30 years ago the EPRDF government opened the market for private financial institutions, introduced laws to create an enabling environment for the sector, and began to play their role in the economy. Currently, more than 30 private banks and insurance companies have been operational.

They are functioning in a competitive manner and their paid and un-paid capital is rising and creating jobs for thousands. Their service provision is enhanced from time to time through utilizing digitized technology and because of the lucrative nature of the sector business. The government enabled to earn billions of birr in the form of revenue. Reaching out to the number of people both in rural and urban centres through banking services has increased.

Mobile banking in this regard plays a crucial role. As their asset is part of the nation’s wealth the National Bank strictly supervised the institutions to adhere to its instructions.

Saving is a source of investment and whenever the amount of the savings money is raised the money that could be utilized for investment will be availed but as to some sources, the saving rate compared to other sub-Saharan countries is less than the expected hence, promoting saving culture steadily is essential.

The purchasing of the Hidasie Dam bond and the saving of money for condominium houses are commendable. In addition, savings in credit associations in public institutions must be enhanced. It is understood that the emerging saving culture helped the development and the commercial banks to mobilise huge amounts of money which was utilized for the nation’s economic development. Yet the expansion of the financial institutions is concentrated in urban centers and the rural poor is still marginalized.

In fact, in order to provide service to the rural masses other supportive infrastructures such as electric power, Information, Communication, and Technology are vital and drawing lessons from other developing countries’ experiences in this regard is essential. The other thing that should be mentioned is that reaching the poor through credit is still hard because the collateral system is still taken as a precondition, in getting access to finance.

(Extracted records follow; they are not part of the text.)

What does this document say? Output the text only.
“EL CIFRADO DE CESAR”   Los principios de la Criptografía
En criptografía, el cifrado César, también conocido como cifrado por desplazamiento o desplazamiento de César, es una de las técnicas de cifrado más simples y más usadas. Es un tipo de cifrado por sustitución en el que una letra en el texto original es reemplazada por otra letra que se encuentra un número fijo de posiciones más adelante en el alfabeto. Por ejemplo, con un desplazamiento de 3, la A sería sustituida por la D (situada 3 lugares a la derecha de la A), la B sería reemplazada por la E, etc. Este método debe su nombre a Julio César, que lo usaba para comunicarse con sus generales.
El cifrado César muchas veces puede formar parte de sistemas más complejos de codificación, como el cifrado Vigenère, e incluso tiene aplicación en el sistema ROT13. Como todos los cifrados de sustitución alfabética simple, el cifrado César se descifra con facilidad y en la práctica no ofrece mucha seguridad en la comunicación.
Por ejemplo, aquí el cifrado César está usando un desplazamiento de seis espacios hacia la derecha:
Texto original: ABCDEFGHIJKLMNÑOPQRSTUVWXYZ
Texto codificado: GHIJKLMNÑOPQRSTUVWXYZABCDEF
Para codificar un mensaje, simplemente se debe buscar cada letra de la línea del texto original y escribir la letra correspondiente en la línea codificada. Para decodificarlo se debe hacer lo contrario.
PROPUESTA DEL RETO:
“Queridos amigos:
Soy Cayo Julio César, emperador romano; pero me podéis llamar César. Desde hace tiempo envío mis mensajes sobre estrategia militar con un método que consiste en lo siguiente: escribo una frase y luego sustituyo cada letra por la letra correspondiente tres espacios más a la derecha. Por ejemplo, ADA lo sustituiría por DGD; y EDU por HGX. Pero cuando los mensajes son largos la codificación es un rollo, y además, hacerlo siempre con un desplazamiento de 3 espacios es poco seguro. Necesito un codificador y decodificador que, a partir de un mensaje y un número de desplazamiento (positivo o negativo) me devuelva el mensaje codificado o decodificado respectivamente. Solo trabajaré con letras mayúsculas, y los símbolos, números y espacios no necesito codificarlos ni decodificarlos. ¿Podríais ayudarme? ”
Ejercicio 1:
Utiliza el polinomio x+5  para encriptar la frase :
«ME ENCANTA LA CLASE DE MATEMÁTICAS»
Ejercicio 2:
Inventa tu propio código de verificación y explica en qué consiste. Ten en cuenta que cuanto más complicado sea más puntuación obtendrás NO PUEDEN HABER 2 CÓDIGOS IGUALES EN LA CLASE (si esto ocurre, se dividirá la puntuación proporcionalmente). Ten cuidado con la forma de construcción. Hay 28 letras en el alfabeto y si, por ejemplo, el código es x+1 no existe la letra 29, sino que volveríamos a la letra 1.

According to the law farmers only have use rights on the land and as a result, they are not entitled to get loans from banks by putting their plots as collateral. It is understood that 85 per cent of the nation’s population earns its living from subsistence farming and still poverty is rampant. Obviously without eradicating rural poverty achieving development might be a challenge.

Of course finance institutions in the rural part of the country provide service to millions of farmers but because of limited financial amounts, farmers still survive on subsistence living. It is an undeniable fact that microfinance institutions and farmers’ consumer associations still play crucial roles in supplying agricultural inputs to them and in value-chaining their products to the market and this must be enhanced but to do so there must be sufficient money at hand. In addition to enhancing its geographic coverage, widening the service area is necessary.

Currently, the government is dedicating it’s time to poverty reduction and for the expansion of manufacturing and agribusiness but it needs more finance hence, boosting the role of financial sectors should be prioritized.